Pour l’avocat général, le président de l’audience, les avocats des parties civiles aussi, la tâche fut compliquée. Face à un accusé qui n’a cessé d’enchaîner les réponses aussi approximatives que réfléchies, une manière déconcertante de lutter contre son destin, leur travail au corps aura porté ses fruits. La culpabilité de Nicolas Zepeda reconnue, personne n’a pu se réjouir pleinement de cette condamnation à 28 ans de réclusion criminelle contre le chilien.

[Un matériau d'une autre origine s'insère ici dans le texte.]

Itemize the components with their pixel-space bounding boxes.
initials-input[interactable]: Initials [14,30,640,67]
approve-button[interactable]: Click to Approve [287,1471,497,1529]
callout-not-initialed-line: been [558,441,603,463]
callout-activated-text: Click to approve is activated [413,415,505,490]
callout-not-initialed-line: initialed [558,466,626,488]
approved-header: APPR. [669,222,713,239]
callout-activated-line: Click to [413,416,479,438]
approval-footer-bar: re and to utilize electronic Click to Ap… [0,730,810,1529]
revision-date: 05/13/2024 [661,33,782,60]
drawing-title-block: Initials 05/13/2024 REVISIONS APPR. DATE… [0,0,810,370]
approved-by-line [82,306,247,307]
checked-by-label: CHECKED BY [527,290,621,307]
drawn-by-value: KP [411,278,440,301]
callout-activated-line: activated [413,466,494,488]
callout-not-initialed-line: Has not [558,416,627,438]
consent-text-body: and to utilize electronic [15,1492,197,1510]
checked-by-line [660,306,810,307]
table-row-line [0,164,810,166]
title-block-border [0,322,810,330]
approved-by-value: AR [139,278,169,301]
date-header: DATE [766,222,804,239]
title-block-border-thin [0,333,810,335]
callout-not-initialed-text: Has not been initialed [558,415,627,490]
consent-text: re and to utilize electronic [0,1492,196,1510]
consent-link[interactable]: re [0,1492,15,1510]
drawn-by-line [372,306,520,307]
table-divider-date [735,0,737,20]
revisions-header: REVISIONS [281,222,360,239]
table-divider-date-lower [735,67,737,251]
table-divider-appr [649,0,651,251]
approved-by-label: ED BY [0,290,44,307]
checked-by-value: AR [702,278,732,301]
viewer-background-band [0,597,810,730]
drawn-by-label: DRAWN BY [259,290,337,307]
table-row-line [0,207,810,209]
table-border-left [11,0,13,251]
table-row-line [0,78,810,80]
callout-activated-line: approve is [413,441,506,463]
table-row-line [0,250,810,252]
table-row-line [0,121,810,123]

Car personne ne peut s’empêcher de penser à la famille de Narumi Kurosaki. Kurumi, l’une des soeurs et Taeko, la mère, repartent cruellement bredouilles ou presque. Nicolas Zepeda n’a rien lâché. On ne saura surement jamais ce qu’il s’est passé dans cette chambre 106 du bâtiment Rousseau, la nuit du 4 au 5 décembre 2016. Ni comment le chilien a pu faire disparaître le corps de la japonaise. Une absence de réponses encore plus cruelle à encaisser après deux semaines de procès face à un assassin qui n’a cessé de jouer sur les mots, sans jamais laisser entrevoir un brin de piste. Taeko et Kurumi ont logiquement craqué au moment de leur témoignage, laissant jaillir leur rage et colère contre Nicolas Zepeda et sa famille. Le tribunal s’est levé, a applaudi. « Nous espérions que cette affaire serait résolue le plus rapidement possible. Nous tenons à exprimer notre plus profond respect pour les efforts consentis de la part des autorités françaises et japonaises, et de Me Galley, pour avoir permis d’inculper l’accusé et d’aboutir à une peine sévère. » expliquait ce mardi Yohei Suda, avocat japonais représentant la famille.

Chaque parent percevra 50 000 € au titre de l’immense préjudice moral subi. Ses soeurs recevront 40 000 €. La justice, a permis de condamner un homme malgré l’absence de corps et d’aveu. L’injustice, ne permet pas à la famille d’obtenir des réponses et de faire pleinement le deuil.